Meet the Chemical Entanglements Speakers: Ana Soto

CSW’s Chemical Entanglements Symposium takes place on May 4 & 5. Registration is free and open to all!

Ana Soto is one of the pioneers of research on endocrine-disrupting chemicals, through her work on the ways that chemicals like BPA impact mammary gland development and carcinogenesis. Professor of Integrative Physiology & Pathobiology at Tufts University, Soto has been been an active participant in the field as it has changed its thinking on endocrine-disrupting chemicals over time, and her work has impacted the field’s understanding of the harms that endocrine-disruptors, such as BPA, produce, intergenerationally, in humans. Witness to partisan and isolationist thinking and research, she argues for a return to an integrative theory of organisms that can account for interactions between different. She coordinates a multidisciplinary working group as the incumbent Blaise Pascal Chair in Biology (Ecole Normale Superieure, Paris), which is devoted to the elaboration of a theory of organisms.Her work on carcinogens has and cancer in the mammary gland has developed what has been called a “revolutionary perspective on cancer.” She and her collaborator, Carlos Sonnenschein, propose that instead of a cell-based disease (which is based on somatic mutation theory, or SMT, once the predominant theory in cancer research), cancers are, rather, defects of tissue architecture, making cancer a tissue-based disease.

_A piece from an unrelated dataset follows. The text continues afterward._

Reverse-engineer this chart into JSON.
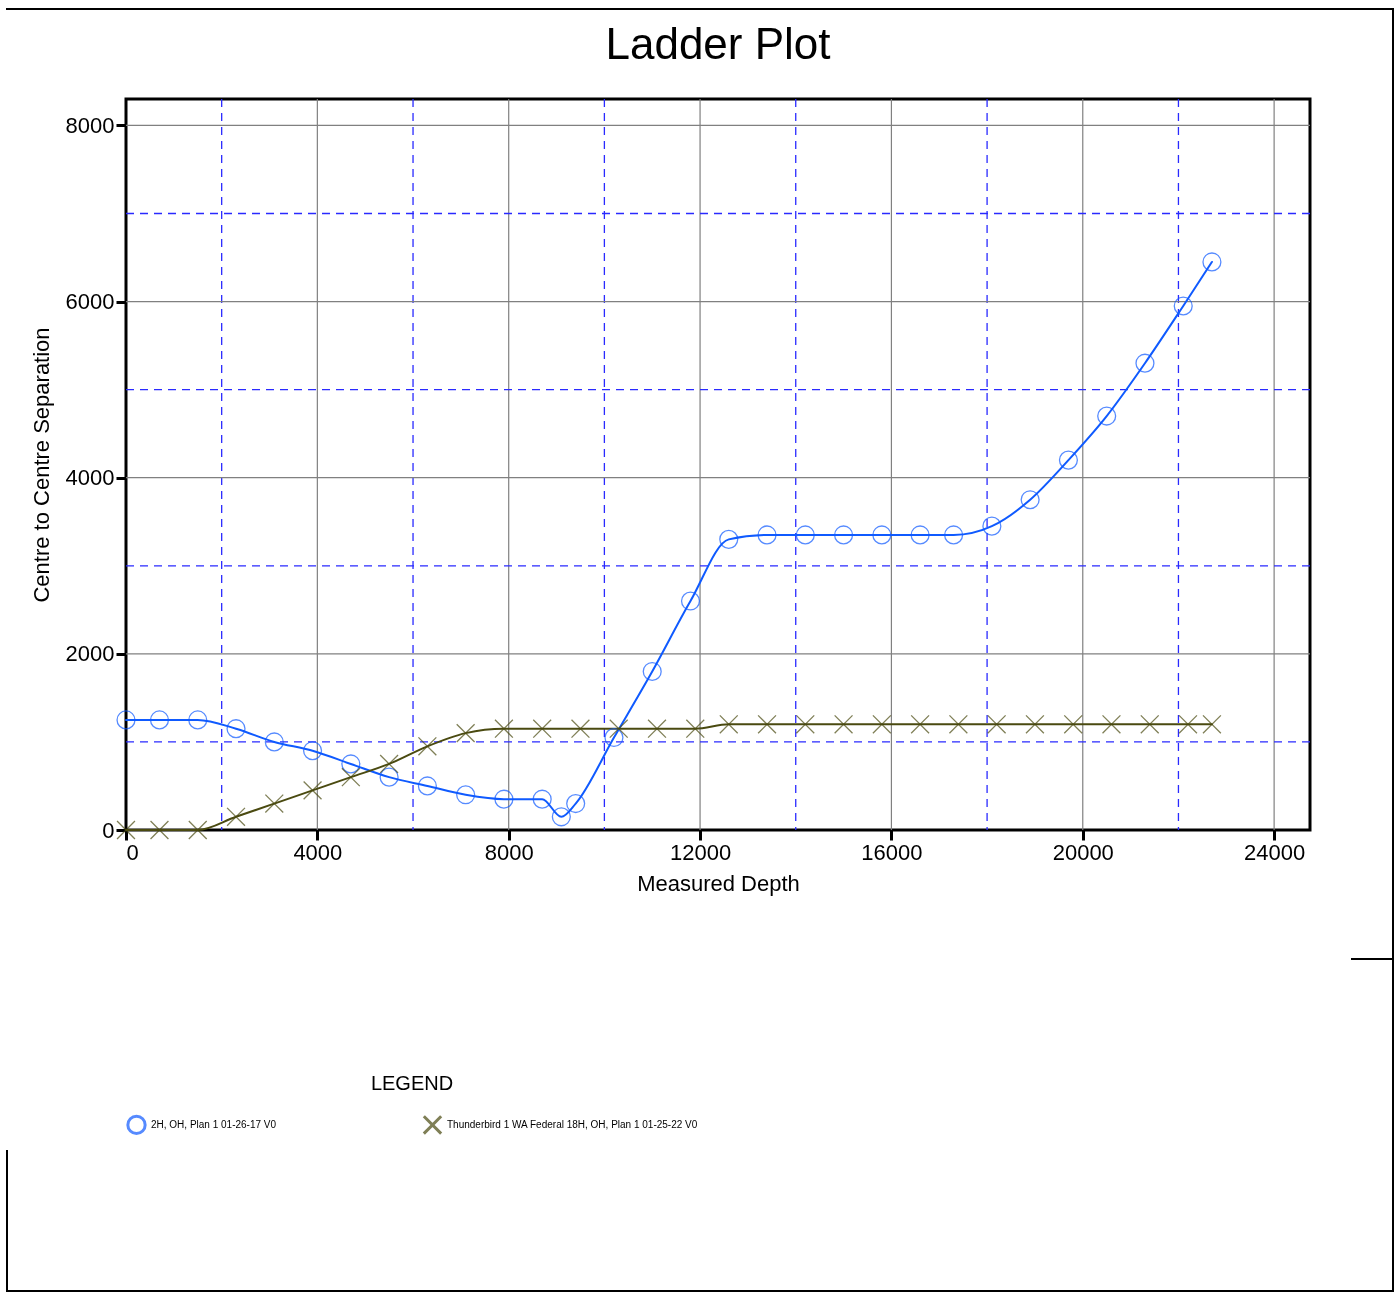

Their study of carcinogens shows that carcinogens disrupt the normal interactions among cells in certain organs, and that this disruption causes an inability of cells to “‘read’ their positional and historical background and a change in the appearance of the tissue.” In a retrospective on the last twenty-five years in research on endocrine-disruptors, Dr. Soto said in an interview, that “Endocrinology was once an integrative field, one of the main components of physiology. We need to embrace complexity again, and for this we need to think about a theory framework to guide this research.” In the same interview with the journal Molecular Endocrinology, Dr. Soto argued that the best thing the public at large can do to ameliorate the situation is contact our representatives. “The public should know that they need to contact their representatives. As stated in The Endocrine Society 2009 first public statement: a protective public health policy is needed. Individual action will not curtail exposure effectively.”